In vivo R-iLACCO imaging
Mice (C57BL/6 J, male, 8 − 15 weeks, housed at 21 °C with 40 − 60% humidity) were anesthetized by 3–4% isoflurane for induction and the anesthesia was maintained at 1–1.5% isoflurane while they were mounted to the stereotaxic frame. The body temperature was maintained at 37 °C throughout the surgery. The skull was exposed after applying local analgesia (lidocaine, 0.2 mg mL−1) by making an incision to the scalp, and a metal frame (head plate) was then attached to the skull using dental cement (Super Bond C&B, Sun Medical, Shiga, Japan). A 4-mm diameter craniotomy above the somatosensory cortex was made and the dura mater was surgically removed. AAVs were injected into the somatosensory cortex at depths of 300 μm (1.3–1.5 × 1012 vg mL−1 in PBS, 500 nL) using a glass pipette attached to a micromanipulator and a microinjector (FemtoJet, Eppendorf). A 4-mm diameter autoclaved cover slip was carefully mounted to cover the brain and then sealed by dental cement. Mice received a subcutaneous administration of carprofen (5 mg kg−1) for systemic analgesia after the surgery and were recovered for at least three weeks in their home cage. To probe the performance of l-lactate biosensors in response to sensory stimuli, shallowly anesthetized (70 mg kg−1 ketamine + 10 mg kg−1 xylazine) mice were rigidly fixed under the fluorescence macroscope (self built, Thorlabs). Sample was excited to collect the fluorescence using an LED (pE4000, CoolLED), a 488/561 dual band filter set (59904, Chroma), and an EM-CCD camera (Andor iXon 888, frame rate 10 Hz). For sensory stimulus, air puffs (50 ms, 20 psi, 5 Hz, Picospritzer, Parker) were presented to the mouse’s whisker pad for 30 s. The sensory stimulation session was repeated for 8 times including 30 s baseline and 120–180 s post-stimulation periods.

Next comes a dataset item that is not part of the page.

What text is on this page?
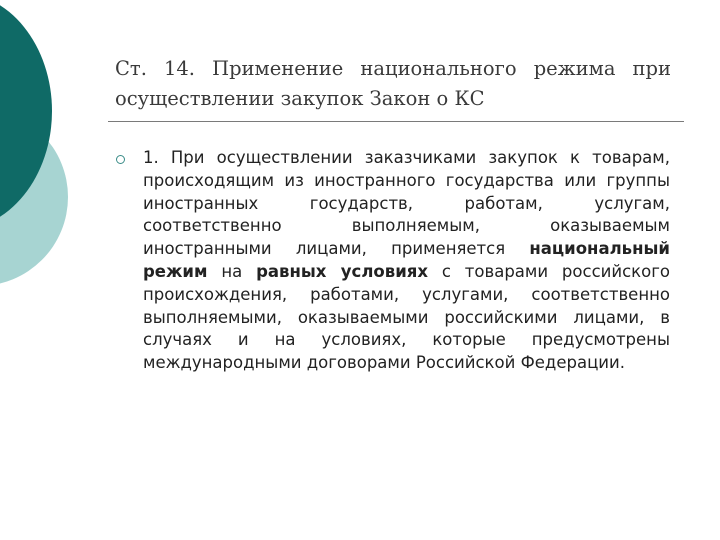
Ст. 14. Применение национального режима при осуществлении закупок Закон о КС

1. При осуществлении заказчиками закупок к товарам, происходящим из иностранного государства или группы иностранных государств, работам, услугам, соответственно выполняемым, оказываемым иностранными лицами, применяется национальный режим на равных условиях с товарами российского происхождения, работами, услугами, соответственно выполняемыми, оказываемыми российскими лицами, в случаях и на условиях, которые предусмотрены международными договорами Российской Федерации.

Statistics and reproducibility
All data are expressed as mean ± s.d. or mean ± s.e.m., as specified in figure legends. Box plots are used for Figs. 3c, f, g, j, k, m, n and 4b, d–j. In these box plots, the horizontal line is the median; the top and bottom horizontal lines are the 25th and 75th percentiles for the data; and the whiskers extend one standard deviation range from the mean represented as black filled circle. Sample sizes (n) are listed with each experiment. No samples were excluded from analysis and all experiments were reproducible. In the representative fluorescence images in Figs. 3a, b, h, i and 6b, e, h, similar results were observed in more than five cells. Statistical analysis was performed using two-tailed Student’s t test or one-way analysis of variance (ANOVA) with the Dunnett’s post hoc tests (GraphPad Prism 9), as specified in figure legends. Microsoft Excel software was used to plot for Fig. 1d, e, g, h.